Date şehri acil durum tahliye planına alınmadı, özel koşulları olduğu söylendi ki bu durum şehrimizde infial yarattı. Hala sonucu netleşmemiş, tahliye edilsin mi edilmesin mi belli olmayan, sürüncemede bırakılanlar var. Doğal olarak bu durum kasabanın sakinleri arasında ikilik yaratıyor. Okula devam eden öğrencilerin psikolojileri de bozuk.  Bu ortamda bir de devlet tarafından “bölgede radyasyon yoktur, şehir güvenlidir” gibi duyurular yapılıyor, hatta neredeyse okulda bile “radyasyon eğitimi” kapsamında radyasyon olup olmadığını ölçerek anlamamızı sağlayan eğitimlere son verilecek .

Hatta mevcut durumda “iyileşmeyi gölgeleyen dedikodular var” iddiasına karşı bir bahane üretilerek sorunlar hiç oluşmamış gibi gösteriliyor. Sonuçta diyebilirm ki radyasyon tehlikesinin olup olmadığı neredeyse insanların arzusuna bırakıldı.

Nükleer santraldeki patlamanın üstünden 3 yıl geçti, sezyum 134 kazadan önceki miktarın 10 katı. Topraktaki kirlilik olduğu gibi duruyor. Her gün geçtiğimiz okul yolunda 3-10 mikrosievert (yaklaşık 100 bin bekerel) radyoaktif kirlilik var. Bu yolun temizlenmesini istedik ama hiç bir şey yapılmadı.

Yerel yönetim atık alanı kalmadığı gibi bir gerekçe gösterdi, yani temizlik yapılsa bile bu radyoaktif atıkların konacağı yer yokmuş. Temizlenemiyorsa bu tehlikeli yerlerden geçişi niye yasaklamıyorlar dediysek de söylediğimizle kaldık.

Peki yüksek miktarda radyasyon bulunan yerde bizim oturmamıza niye izin veriliyor? Bu sorularımıza devlet görevlilerinden “Yoldan birkaç saniye içinde hemen geçip gidiyorsunuz, bu nedenle bir zararı yok” şeklinde cevaplar aldık.

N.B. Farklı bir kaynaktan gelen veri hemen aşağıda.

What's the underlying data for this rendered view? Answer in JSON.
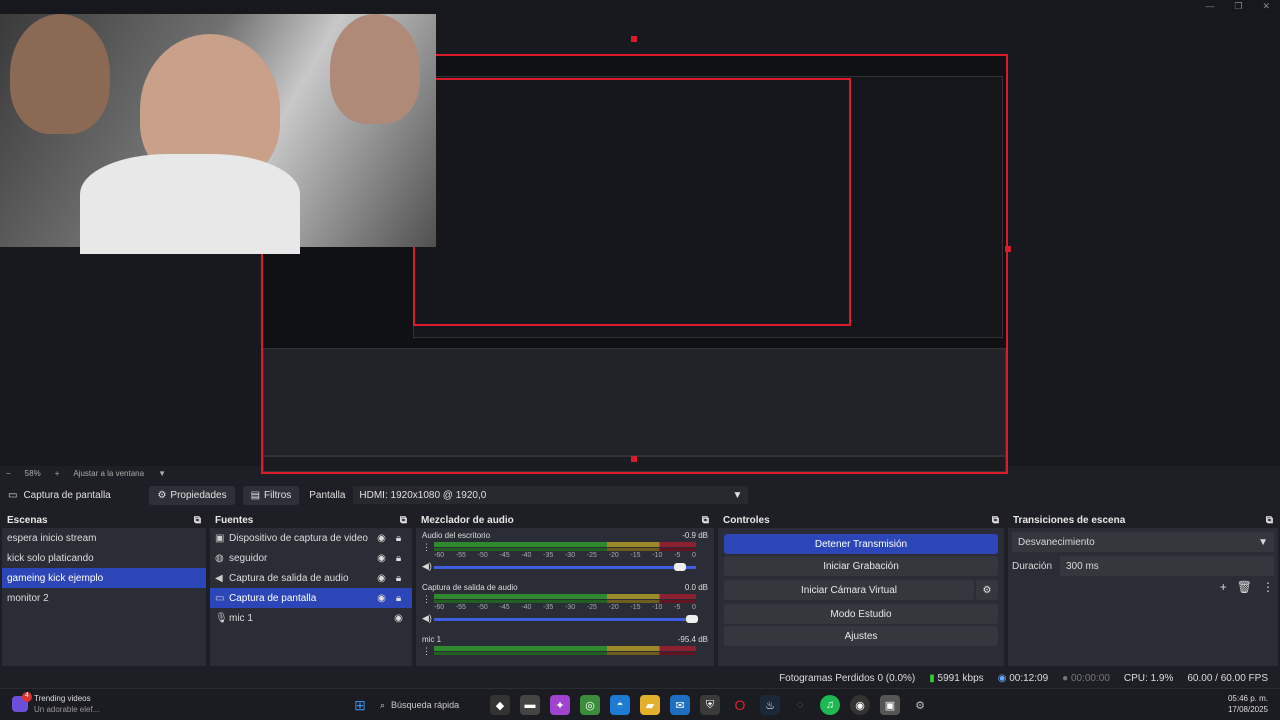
{
  "window": {
    "minimize": "—",
    "restore": "❐",
    "close": "✕"
  },
  "preview": {
    "zoom": "58%",
    "fit_label": "Ajustar a la ventana"
  },
  "source_bar": {
    "source_name": "Captura de pantalla",
    "properties": "Propiedades",
    "filters": "Filtros",
    "display_label": "Pantalla",
    "display_value": "HDMI: 1920x1080 @ 1920,0"
  },
  "scenes": {
    "title": "Escenas",
    "items": [
      {
        "label": "espera inicio stream",
        "selected": false
      },
      {
        "label": "kick solo platicando",
        "selected": false
      },
      {
        "label": "gameing kick ejemplo",
        "selected": true
      },
      {
        "label": "monitor 2",
        "selected": false
      }
    ]
  },
  "sources": {
    "title": "Fuentes",
    "items": [
      {
        "label": "Dispositivo de captura de video",
        "icon": "camera-icon"
      },
      {
        "label": "seguidor",
        "icon": "globe-icon"
      },
      {
        "label": "Captura de salida de audio",
        "icon": "speaker-icon"
      },
      {
        "label": "Captura de pantalla",
        "icon": "monitor-icon",
        "selected": true
      },
      {
        "label": "mic 1",
        "icon": "mic-icon"
      }
    ]
  },
  "mixer": {
    "title": "Mezclador de audio",
    "channels": [
      {
        "name": "Audio del escritorio",
        "db": "-0.9 dB"
      },
      {
        "name": "Captura de salida de audio",
        "db": "0.0 dB"
      },
      {
        "name": "mic 1",
        "db": "-95.4 dB"
      }
    ],
    "ticks": [
      "-60",
      "-55",
      "-50",
      "-45",
      "-40",
      "-35",
      "-30",
      "-25",
      "-20",
      "-15",
      "-10",
      "-5",
      "0"
    ]
  },
  "controls": {
    "title": "Controles",
    "stop_stream": "Detener Transmisión",
    "start_rec": "Iniciar Grabación",
    "virtual_cam": "Iniciar Cámara Virtual",
    "studio": "Modo Estudio",
    "settings": "Ajustes"
  },
  "transitions": {
    "title": "Transiciones de escena",
    "value": "Desvanecimiento",
    "duration_label": "Duración",
    "duration": "300 ms"
  },
  "status": {
    "dropped": "Fotogramas Perdidos 0 (0.0%)",
    "bitrate": "5991 kbps",
    "live_time": "00:12:09",
    "rec_time": "00:00:00",
    "cpu": "CPU: 1.9%",
    "fps": "60.00 / 60.00 FPS"
  },
  "taskbar": {
    "news_title": "Trending videos",
    "news_sub": "Un adorable elef...",
    "badge": "4",
    "search": "Búsqueda rápida",
    "time": "05:46 p. m.",
    "date": "17/08/2025"
  }
}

Bu şehrin radyoaktif yüksek tehlikeli olduğunu bilmeyenler, özellikle  çocuklar var buralardan yürümemeliler. Lütfen çocuklara bir bakın. Bu yerlerde, kum içinde toz kaldıran oyunlar oynuyorlar. Tabi burası sadece çocuklar için de değil yetişkinler için de sağlık açısından tehlikeli. Anladık ki radyoaktif temizliği kendimiz yaparken üstten topladığımız toprağı, radyoaktif katı atığı kendi bahçemizden başka yere koyamazdık. Bu sebeple bahçemizi de kendimiz temizledik. Benim ailemin evinde her biri 1 tonluk plastik torbalardan 100 tane var. Evet maalesef kendi kendimize radyoaktif temizlik yaptık. Buna bir çoğunuz çekimser bakabilir. Ama çare yoktu. Tahliye edilmeyen bizler için günlük yaşamımıza devam etmemiz gerekiyordu. Bizim gibi bir çok insan bu durumda. Çocuklar için bir an önce temizlik yapılması gerekiyordu. Burada kendi kendine radyoaktif temizlik yapıp kalarak çocuğunun geleceğini tehlikeye atan anne için “ Aptal !”deniyor. Bunu duyuyoruz, çok üzülüyoruz. Burada kalanlarla şehri terk edenler arasında sorunlar ve tartışmalar yaşanıyor. Gitmeli mi kalmalı mı tartışması yönlendiren olmadığı için sürüp gidiyor. İşte  reaktör faciasını izleyen 3 yılı böyle geçirdim. “Bağlılık, iyileşme ve  kulaktan kulağa dolaşan bilgiler”gibi iddialar da cabası…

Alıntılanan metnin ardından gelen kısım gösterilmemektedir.